Writing From the Inside Out 2023 Week 25 Prompts
based on Mary Oliver’s, When Death Comes
If you wish to attend the read around (t’s free, fun, a great way to share, and reading a poem is optional). Note: If you registered already, you do not need to register again, simply use the link sent to you in your confirmation email. Register Here:
Read the poem
Do your own reflection on it, noting what it inspires in you
Feel free to use your own reflection as your prompt or…
Use the selection of prompts below
Pick one that inspires you and write (feel free to use only one or write several poems using different prompts) or…
Don’t use any of the provided prompts and follow your inspiration from wherever it comes
Next Read-Around is 6/25/23 at 5:00 PM PST
My Thoughts
I doubt that I am the only one who has taken a certain line or phrase from a poem, some beautiful gem, and forgotten the rest. Isn’t this the same way we take our small flame into the dark and believe we have lit the world? We forget that we do not venture into the unknown for answers.
Take Mary Oliver’s beautiful line: all my life I was a bride married to amazement. I love that line. I carried it with me as if she had gifted me a Northstar, some state of Grace I could aim for in my life. I completely forgot the darkness into which she cast that line. It can be found in her poem, When Death Comes, It struck me, upon re-reading the poem, that we do not venture into the unknown for answers, but to practice amazement in the face of the unknown so that, when death comes, we will be able to step through that door with heart wide open.
I forgot that line I so loved was only half a sentence that began, When its over, I want to say: all my life I was a bride married to amazement. I forgot that she paired that bridal line with a line about being the bride groom, taking the world into my arms. I know I need practice, and lots of it, to sustain that amazement while embracing the world in all of its shocking brutality and piercing beauty. And, even closer to the bone, to embrace myself, and all the foolish effrontery of my life, while stepping through death’s door, (or any moment with full awareness), amazed that I never gave up the bridal vow to give myself utterly to this life, , never stopped trying to take it all into my arms, even though I so often failed at it.
When Death Comes
When death comes
like the hungry bear in autumn;
when death comes, and takes all the bright coins from his purse
to buy me, and snaps the purse shut;
when death comes
like the measle-pox:
when death comes
like an iceberg between the shoulder blades,
I want to step through the door, full of curiosity, wondering, what is it going to be like, that cottage of darkness?
And therefore I look upon everything
as a brotherhood and a sisterhood,
and I look upon time is no more than an idea,
and I consider eternity as another possibility,
and I think of each life as a flower, as common
as a field daisy, and as singular,
and each name a comfortable music in the mouth
ending, as all music does, towards silence,
in each body, a lion of courage, and something
precious to the earth.
When it’s over, I want to say: all my life
I was a bride married to amazement.
I was the bride groom, taking the world into my arms.

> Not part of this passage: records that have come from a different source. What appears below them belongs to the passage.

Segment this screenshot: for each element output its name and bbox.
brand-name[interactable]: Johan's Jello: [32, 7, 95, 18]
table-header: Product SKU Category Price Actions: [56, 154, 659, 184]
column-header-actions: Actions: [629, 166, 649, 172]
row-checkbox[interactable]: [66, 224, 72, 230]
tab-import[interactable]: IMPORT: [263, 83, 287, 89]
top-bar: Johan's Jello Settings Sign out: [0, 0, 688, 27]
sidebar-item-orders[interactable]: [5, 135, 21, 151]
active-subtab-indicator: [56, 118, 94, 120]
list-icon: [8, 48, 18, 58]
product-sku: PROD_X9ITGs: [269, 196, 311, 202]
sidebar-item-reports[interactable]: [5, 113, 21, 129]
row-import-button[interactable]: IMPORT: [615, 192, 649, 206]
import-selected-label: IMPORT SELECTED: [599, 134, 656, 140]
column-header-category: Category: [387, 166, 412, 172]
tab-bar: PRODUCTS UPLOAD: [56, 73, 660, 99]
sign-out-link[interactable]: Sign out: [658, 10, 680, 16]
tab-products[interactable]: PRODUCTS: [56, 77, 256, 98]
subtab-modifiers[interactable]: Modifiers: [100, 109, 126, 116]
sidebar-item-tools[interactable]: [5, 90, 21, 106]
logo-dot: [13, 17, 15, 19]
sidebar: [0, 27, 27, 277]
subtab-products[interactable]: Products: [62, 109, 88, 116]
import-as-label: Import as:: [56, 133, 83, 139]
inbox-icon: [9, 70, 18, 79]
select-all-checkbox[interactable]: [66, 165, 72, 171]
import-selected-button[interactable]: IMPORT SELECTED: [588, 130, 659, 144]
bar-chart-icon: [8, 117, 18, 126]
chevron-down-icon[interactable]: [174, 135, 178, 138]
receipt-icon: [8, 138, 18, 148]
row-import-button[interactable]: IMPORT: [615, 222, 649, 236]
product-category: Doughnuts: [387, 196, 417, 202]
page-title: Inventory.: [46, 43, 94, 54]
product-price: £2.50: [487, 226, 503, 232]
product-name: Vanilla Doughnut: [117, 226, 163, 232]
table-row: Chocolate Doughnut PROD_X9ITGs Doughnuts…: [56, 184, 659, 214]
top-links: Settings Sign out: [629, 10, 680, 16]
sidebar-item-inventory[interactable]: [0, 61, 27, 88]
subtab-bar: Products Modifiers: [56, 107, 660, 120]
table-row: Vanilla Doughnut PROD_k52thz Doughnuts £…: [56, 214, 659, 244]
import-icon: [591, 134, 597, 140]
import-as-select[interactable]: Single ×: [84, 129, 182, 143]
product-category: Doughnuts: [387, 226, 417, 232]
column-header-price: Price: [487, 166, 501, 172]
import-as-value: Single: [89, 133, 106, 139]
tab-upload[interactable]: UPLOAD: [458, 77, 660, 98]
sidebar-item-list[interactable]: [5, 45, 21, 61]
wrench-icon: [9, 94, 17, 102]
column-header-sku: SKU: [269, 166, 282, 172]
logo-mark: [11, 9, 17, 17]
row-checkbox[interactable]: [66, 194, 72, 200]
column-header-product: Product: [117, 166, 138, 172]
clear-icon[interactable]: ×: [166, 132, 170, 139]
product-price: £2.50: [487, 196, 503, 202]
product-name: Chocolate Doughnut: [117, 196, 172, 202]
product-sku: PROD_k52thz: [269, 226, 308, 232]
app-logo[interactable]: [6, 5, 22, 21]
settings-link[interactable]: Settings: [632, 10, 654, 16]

When it’s over, I don’t want to wonder
if I made of my life something particular, and real.
I don’t want to find myself, sighing and frightened,
or full of argument.
I don’t want to end up, simply having visited this world.
—Mary Oliver
https://www.poetryfoundation.org/poets/mary-oliver
Prompt Ideas
Journal or write a poem using the prompt, When death comes…
Mary Oliver lists a variety of ways that death might come. Journal or write a list poem of the ways death might come to you.
How do you look upon the things of the world, your connectedness to things, and the possibility of eternity through the lens of your mortality?
Journal or write a poem about how each life is as common as a field daisy and as singular.
What name (of a thing or a person) is like comfortable music in your mouth? What thing or person stills the critical vouces inside or brings you to silence or as Stephen Sondheim wrote for the song Maria in West Side Story, Say it loud and there's music playing, Say it soft and it's almost like praying
What might you like to say about your life “when it’s over.” Use the prompt, When it’s over… and free write whatever coes to mind from there. Or apply the idea to the current phase of your life or some troubling project or issue in your life. Or apply the idea above to current events. When (fill in the blank with a current event—the war in Ukraine, the next election, the trial, etc.) is over…
Journal Write a list poem about what you want to avoid whe you come face to face with death. Use the prompt, When its over, I don’t want…
As usual, write about anything else in the poem or in life that inspires you.